Già, è davvero difficile essere donne con la D maiuscola. Già i nostri nonni –ahi noi– dicevano: “cuoca in cucina, signora in salotto e amante a letto”.
Oggi, a questi “semplici” compiti se ne sono aggiunti a migliaia: essere una buona madre, essere una donna in carriera, non trascurare gli amici, le relazioni sociali, lo stile. E poi, mantenersi sempre in forma e giovane, sfidare prima la sindrome premestruale e poi la menopausa, restare al passo con la tecnologia, etc. etc. etc.
Potremmo continuare oltre, ma al solo pensiero potrebbe venirvi un attacco di panico. Di quelli veri, visto che il 70% delle vittime di questo brutto disturbo sono donne.
Sono dati dell’Associazione Europea Disturbi di Attacchi di Panico (Eurodap). Non solo: il 40% di queste donne vittime di DPA soffrono o hanno sofferto anche di ansia, depressione, disadattamento. E non si tratta solo di una questione ormonale.
È che siamo così, “dolcemente complicate”… ma anche troppo vulnerabili e troppo caricate di aspettative. Decenni di femminismo hanno avuto i loro esiti positivi, ma forse, anzi, sicuramente, le care vecchie casalinghe di Voghera di una volta avevano meno pensieri. E meno paure.
Tra le cause degli attacchi di panico (sperimentati, almeno una volta nella vita, dal 15% della popolazione mondiale), in prima linea c’è l’ansia, un’ansia ingovernabile, accumulata, eccessiva. Specie per le donne tra i 25 e i 40 anni, laureate, che abitano in centri metropolitani caotici, e che magari, nella vita di tutti i giorni, sono anche abituate ingoiare bocconi amari à go-go, senza una valvola di sfogo.
Il DPA è, insomma, la punta di un iceberg, e quando compare, invece di andare a sbatterci contro a mo’ di Titanic, è sempre meglio fare un viaggetto negli abissi, magari in compagnia di uno psicoterapeuta, per capire cosa c’è sotto.

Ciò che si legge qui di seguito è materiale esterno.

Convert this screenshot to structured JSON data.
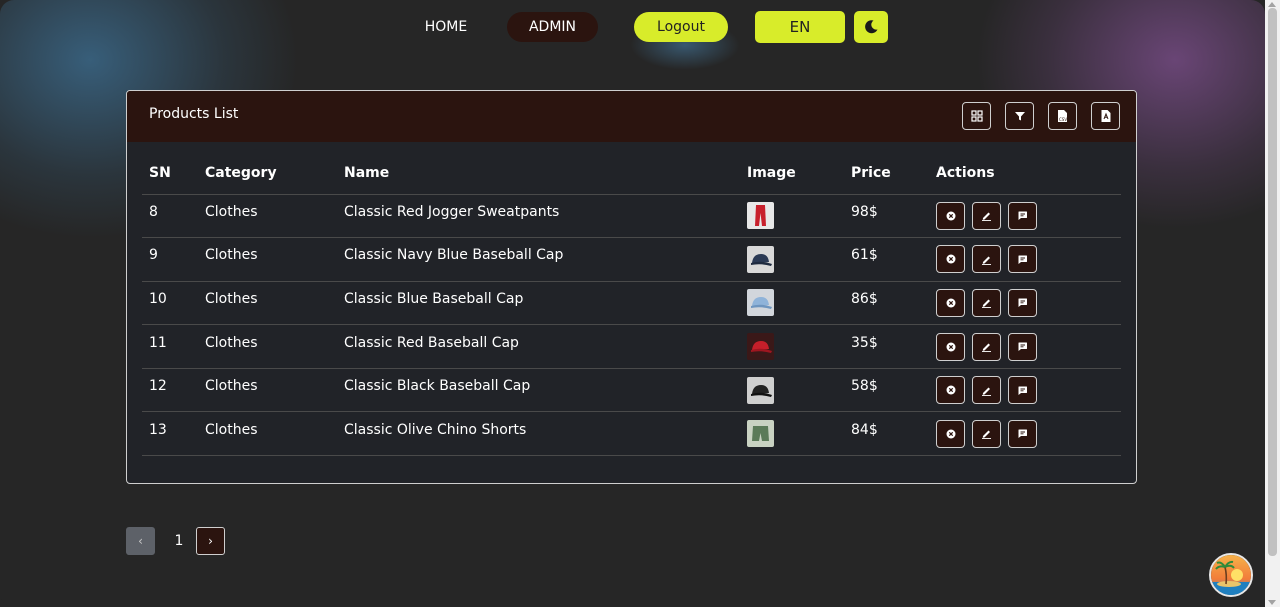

La componente ereditaria non va trascurata: non come causalità necessaria, ma come elementi predisponenti. Il “clima” nel quale si è cresciuti, un ambiente ansiogeno, l’ansia da separazione, la tendenza al controllo. Oltretutto, i successivi eventi della vita possono trasformare gli elementi predisponenti in elementi precipitanti, specialmente se c’è in gioco la minaccia di una perdita (che sia del lavoro, dell’amore, della casa o di una persona cara).
Come riconoscere un DPA?
Sudorazione, tachicardia e senso di soffocamento sono tra i primi sintomi, ma i successivi possono manifestarsi in maniera molto soggettiva e disomogenea. Quasi sempre, si ha però la sensazione di una morte imminente.
Le terapie più efficaci, come detto, sono la psicanalisi, la psicologia comportamentale, l’approccio farmacologico e l’agopuntura associata all’omeopatia. Spesso queste terapie devono essere attuate in contemporanea.
Ma soprattutto, l’attacco di panico è un segnale che il nostro corpo ci manda: dobbiamo fermarci, respirare, prenderci cura di noi. Scendere dal treno impazzito della donna perfetta a tutti i costi, e accomodarci su una strada più lenta, serena, comoda. C’è in gioco la nostra salute.